Crofton Stool: Upholstered
With its seat clad in sleek leather, Crofton adds an individualized take to its sustainably minded construction. For Copenhagen's Please Wait to be Seated, designer Daniel Schofield specifies locally sourced Nordic pine, a once-commonplace stalwart of Danish furnishings that is also fast-growing and regularly replanted. With the graceful beauty of its wood grain and a choice of appealing subtle finishes, Daniel named it for his own London neighborhood, Crofton Park.
17.7" h x 16.9" w x 9.8" d (45x43x25cm)
Stained ash, powder-coated steel
- Group 4: Ultra leather
- Group 5: Spectrum leather, Savanne leather, Dunes leather
- COM and COL available on request
Please Wait to be Seated
Please Wait to be Seated creative director Thomas Ibsen went from taking pictures of rooms to producing the Danish brand’s often bold and imaginative furniture to filling them. Thomas shifted from a career in fashion to interiors for London’s Wallpaper magazine, as well as design houses Gubi, Hay and Muuto. In 2014, he started PWTBS, launching the brand's collection from a consortium of designers the next year. Longtime design industry executive and board member Peter Mahler Sørensen joined the company as CEO and co-owner in 2016, and Thomas continues his focus on product development.

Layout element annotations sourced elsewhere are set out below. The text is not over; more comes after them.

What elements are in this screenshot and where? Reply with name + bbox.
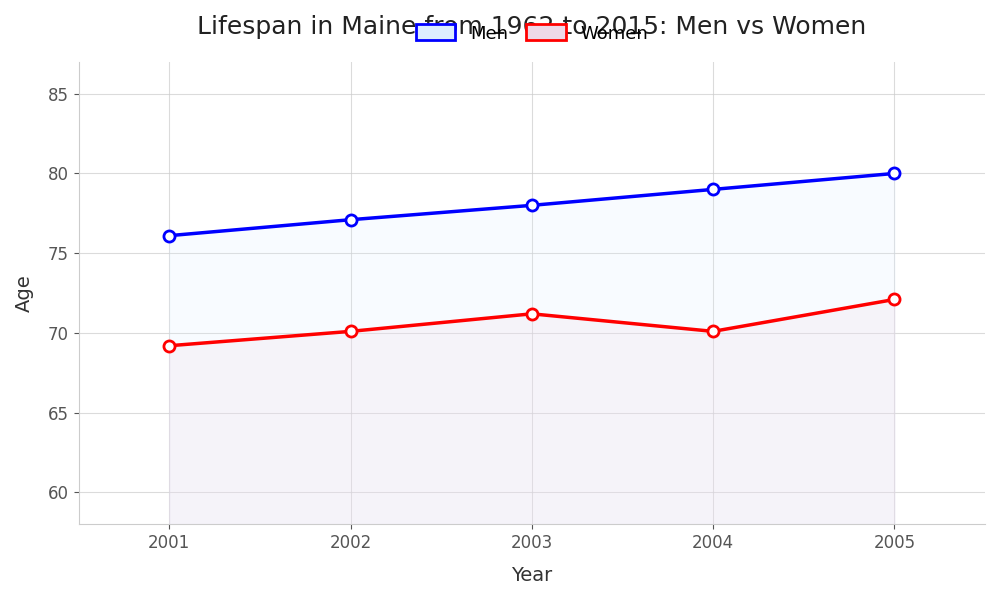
Y-axis label: Age: Age xyxy=(15,274,34,312)
Title: Lifespan in Maine from 1962 to 2015: Men vs Women: Lifespan in Maine from 1962 to 2015: Men… xyxy=(197,15,866,39)
Legend: Men, Women: Men, Women xyxy=(407,15,657,52)
X-axis label: Year: Year xyxy=(511,566,552,585)
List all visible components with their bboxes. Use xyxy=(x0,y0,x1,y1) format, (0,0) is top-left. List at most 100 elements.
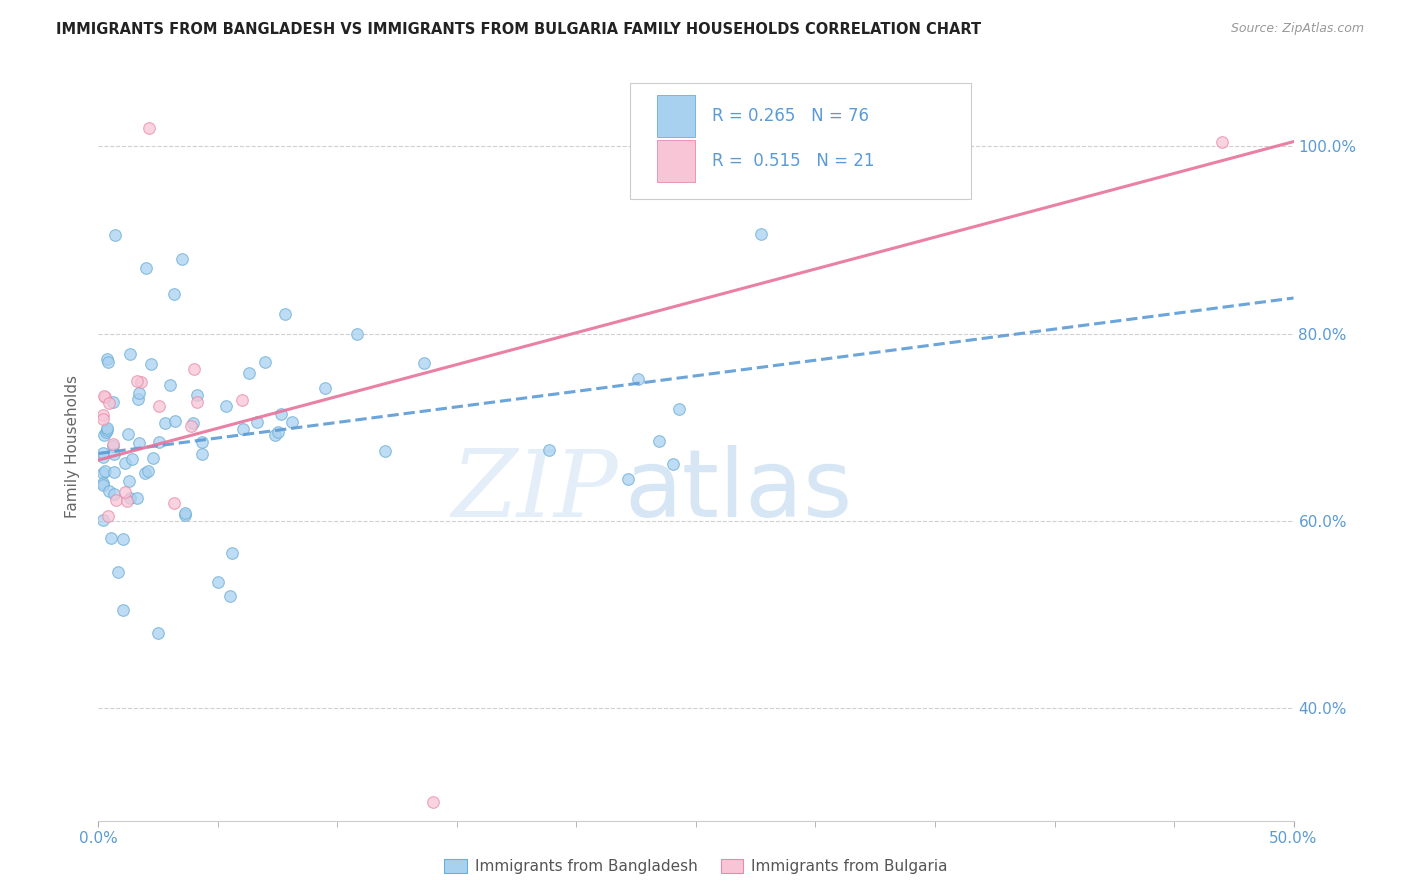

With an eye to creating a new generation of modernist classics that defy easy characterization, the brand’s very name reflects a blend of politesse and practicalness along with startling originality and a sense of humor. Often exhibiting a graphic silhouette grounded in Thomas’ photographic experience, the collection ranges from the spare luxury of Portuguese designer Rui Pereira and Japan's designer Ryosuke Fukusada’s Anza seating, to the showstopper Keystone lounger from Dutch designers Os & Oos and the Zen-infllected metal tray table from young Danish designer Laura Bilde. At the heart of each new fantastical product lies the question of sustainability and durability that also guides Thomas: Will this design, in its entirety, become a long-lasting object we someday can pass on to our children? We say, yes.